A teenage girl who was horrifically disfigured in a fire has had a new face grown – on her breast.
When she was five years old, Xu Jianmei's face was burnt off.
But after an incredible eight-hour transplant operation, the now 17-year-old woke up with a new face – and the ability to smile for the first time in 12 years.
The incredible procedure to give Ms Xu a chin, eyelids and an ear was carried out in the city of Fuzhou, in Fujian province, China.
Her parents were unable to afford to pay for her to have plastic surgery but she was given hope when doctors offered to carry out the pioneering operation for free.
It meant the girl from a small fishing village could receive the face transplant which was carried out using tissue from her chest.
The transplant team implanted a blood vessel from her leg into her chest and then used a water-filled balloon to expand her skin to create enough to make her new face.

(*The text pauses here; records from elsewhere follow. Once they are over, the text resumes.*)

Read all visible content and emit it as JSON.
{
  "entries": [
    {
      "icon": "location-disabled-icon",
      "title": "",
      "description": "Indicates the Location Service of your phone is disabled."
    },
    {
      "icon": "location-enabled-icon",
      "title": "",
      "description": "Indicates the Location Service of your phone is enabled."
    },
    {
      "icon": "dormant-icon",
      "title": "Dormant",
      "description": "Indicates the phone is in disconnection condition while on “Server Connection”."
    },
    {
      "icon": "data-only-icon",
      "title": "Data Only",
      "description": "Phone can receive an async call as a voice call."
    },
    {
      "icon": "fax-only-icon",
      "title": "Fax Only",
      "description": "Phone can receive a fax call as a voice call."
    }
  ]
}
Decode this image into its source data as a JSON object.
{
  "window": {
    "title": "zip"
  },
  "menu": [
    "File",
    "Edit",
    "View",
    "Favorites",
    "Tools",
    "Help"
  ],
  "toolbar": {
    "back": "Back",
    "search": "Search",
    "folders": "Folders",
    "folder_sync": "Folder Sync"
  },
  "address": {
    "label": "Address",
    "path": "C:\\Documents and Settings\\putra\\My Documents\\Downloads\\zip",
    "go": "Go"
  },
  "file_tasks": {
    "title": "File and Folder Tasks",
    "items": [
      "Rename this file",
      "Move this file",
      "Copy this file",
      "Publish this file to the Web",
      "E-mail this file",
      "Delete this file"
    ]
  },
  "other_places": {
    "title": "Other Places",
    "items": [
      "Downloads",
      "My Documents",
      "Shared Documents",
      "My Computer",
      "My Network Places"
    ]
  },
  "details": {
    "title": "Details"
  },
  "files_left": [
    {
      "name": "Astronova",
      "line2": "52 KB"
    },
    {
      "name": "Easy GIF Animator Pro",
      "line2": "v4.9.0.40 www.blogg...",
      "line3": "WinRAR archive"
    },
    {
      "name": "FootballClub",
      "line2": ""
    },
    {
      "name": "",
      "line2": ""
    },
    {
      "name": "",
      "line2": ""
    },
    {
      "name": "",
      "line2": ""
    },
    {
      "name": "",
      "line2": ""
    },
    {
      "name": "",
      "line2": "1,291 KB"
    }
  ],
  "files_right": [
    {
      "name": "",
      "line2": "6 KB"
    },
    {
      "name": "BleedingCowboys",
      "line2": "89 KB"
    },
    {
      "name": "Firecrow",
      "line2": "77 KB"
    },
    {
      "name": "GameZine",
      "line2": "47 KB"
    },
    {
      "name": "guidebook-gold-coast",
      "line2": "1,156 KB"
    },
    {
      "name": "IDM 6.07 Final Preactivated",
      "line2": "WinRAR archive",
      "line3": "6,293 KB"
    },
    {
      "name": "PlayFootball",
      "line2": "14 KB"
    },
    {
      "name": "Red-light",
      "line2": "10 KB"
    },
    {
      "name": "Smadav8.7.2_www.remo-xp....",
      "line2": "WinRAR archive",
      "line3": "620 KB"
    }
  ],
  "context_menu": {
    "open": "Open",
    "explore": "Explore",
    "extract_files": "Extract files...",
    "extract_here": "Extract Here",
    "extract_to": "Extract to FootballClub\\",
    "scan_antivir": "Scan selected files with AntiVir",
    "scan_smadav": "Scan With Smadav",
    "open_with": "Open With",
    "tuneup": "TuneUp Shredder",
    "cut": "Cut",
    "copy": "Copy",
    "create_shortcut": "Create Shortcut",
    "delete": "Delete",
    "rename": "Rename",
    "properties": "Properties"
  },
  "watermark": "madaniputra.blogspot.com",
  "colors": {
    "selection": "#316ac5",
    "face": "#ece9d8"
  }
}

Video footage from the surgery shows Ms Xu lying in a hospital bed, barely conscious and severely swollen, but with smooth flesh now replacing the ridged scars of her old face.
"With her new face she will be able to express herself in a more precise way. She will even be able to blush when her emotions change, but it will take a long time," said her surgeon, Jiang Chenhong.
"First, we took a piece of blood vessel fascia from her thigh and implanted it in her chest. Then we inserted a skin expander beneath the part of skin where the blood vessel fascia was planted, so that the part could expand and produce enough skin for her new face."
Chinese teams are said to have performed several similar transplant surgeries in recent months, including creating a new nose on a car accident survivor's forehead.